Im IPLS wurden auch Maßnahmen ergriffen, um den direkten Kontakt zu anderen zu vermeiden und große Menschenansammlungen zu unterbinden. Generell herrschte überall Maskenpflicht, Fiebermessung am Eingang und Desinfektion der Hände. Recht bald mussten auch alle Schüler zu Hause bleiben und der Unterricht wurde, so gut es ging, auf „Distance learning“ umgestellt.

Ich sah den Auslandsdienst als meine Pflicht an und es stand für mich fest, dass ich diesen auch wie geplant beenden werde, was immer auch passieren mag. Ich hatte keine Angst vor der Corona-Pandemie und ich habe meinen Aufenthalt in Nicaragua unglaublich genossen, deshalb sah ich auch keinen Grund dazu, meinen Dienst vorzeitig zu beenden.

Chica-Austria

Wenn du im Rückblick deinen Aufenthalt bewertest, warum würdest du wieder einen Auslandszivildienst machen bzw. warum hättest du Bedenken?

Michael

Ich würde jede Gelegenheit ergreifen, einen Auslandszivildienst wie diesen noch einmal zu erleben. Für mich war es eine der positiv prägendsten Erfahrungen in meinen bisherigen 21 Jahren und ich kann mir nicht mehr vorstellen, wie es sein würde, hätte ich mich dagegen entschieden diesen Auslandzivildienst zu machen.

Chica-Austria

Wenn du Interessenten bzw. Interessentinnen an einem Auslandsdienst in Nicaragua beraten müsstest, welche drei Ratschläge würdest du ihnen geben?

Michael

Seid mutig! Lasst euch ins kalte Wasser fallen und davon überraschen, was Nicaragua für euch bereit hält! Nutz die Chance einmal weit weg von Zuhause und eurem gewohnten Umfeld zu sein und denkt über alles nach, wofür ihr normalerweise in eurer stressigen Routine keine Zeit hättet!

Chica-Austria

Du bist – coronabedingt – mit etwas Verspätung nach Österreich zurückgekehrt. Was machst du gerade? Hast du vor, ein Studium zu absolvieren oder wirst du direkt in die Arbeitswelt einsteigen?

Michael

Ich studiere nun an der Fachhochschule in Wels in der Fachrichtung Automatisierungstechnik. Ich habe vor mein Studium abzuschließen und was danach kommt, wird sich bestimmt ergeben.

Chica-Austria

Dieses Jahr in Nicaragua hat sicher einen großen Eindruck bei dir hinterlassen. Hat dich dein Aufenthalt in deiner Sicht auf die globalen Zusammenhänge massiver beeinflusst? Planst du in absehbarer Zeit einen Besuch in Nicaragua?

Michael

Um ehrlich zu sein, hat es mich viel massiver beeinflusst, als ich es mir je hätte vorstellen können. Ich bin in eine andere Welt eingetaucht und habe die Dinge von außen und aus einer anderen Perspektive betrachtet. Ich habe vieles was bisher als alltäglich und selbstverständlich erschien, in Frage gestellt und habe viele Erkenntnisse für mich und mein Leben daraus gezogen, wofür ich sehr dankbar bin. Ich bin unendlich froh, dass ich die Möglichkeit dazu bekommen habe, dieses eine Jahr in Nicaragua zu verbringen und dieses Erlebnis werde ich niemals mehr vergessen.
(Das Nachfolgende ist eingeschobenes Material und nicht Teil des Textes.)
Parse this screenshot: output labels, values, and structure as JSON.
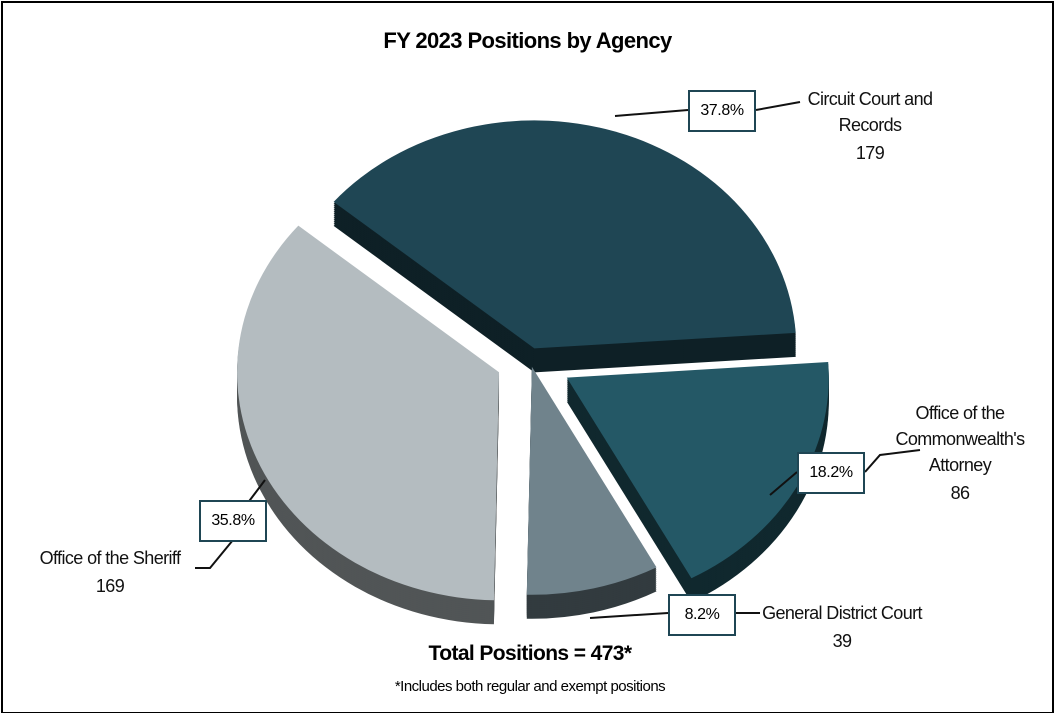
{
  "chart_data": {
    "type": "pie",
    "title": "FY 2023 Positions by Agency",
    "categories": [
      "Circuit Court and Records",
      "Office of the Commonwealth's Attorney",
      "General District Court",
      "Office of the Sheriff"
    ],
    "values": [
      37.8,
      18.2,
      8.2,
      35.8
    ],
    "value_labels": [
      "37.8%",
      "18.2%",
      "8.2%",
      "35.8%"
    ],
    "counts": [
      "179",
      "86",
      "39",
      "169"
    ],
    "colors": [
      "#1f4654",
      "#245866",
      "#70838c",
      "#b4bcc0"
    ],
    "total_label": "Total Positions = 473*",
    "footnote": "*Includes both regular and exempt positions"
  }
}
Ich habe auf jeden Fall geplant, Nicaragua wieder zu besuchen, doch dafür ist wahrscheinlich noch einige Geduld notwendig.

Chica-Austria

Herzlichen Dank für das Interview und alles Gute!

Michael Neu

.. hat im Sommer 2019 in der HTL Vöcklabruck maturiert.

Von August 2019 bis September 2020 war er Auslandszivildiener im IPLS in León/Nicaragua.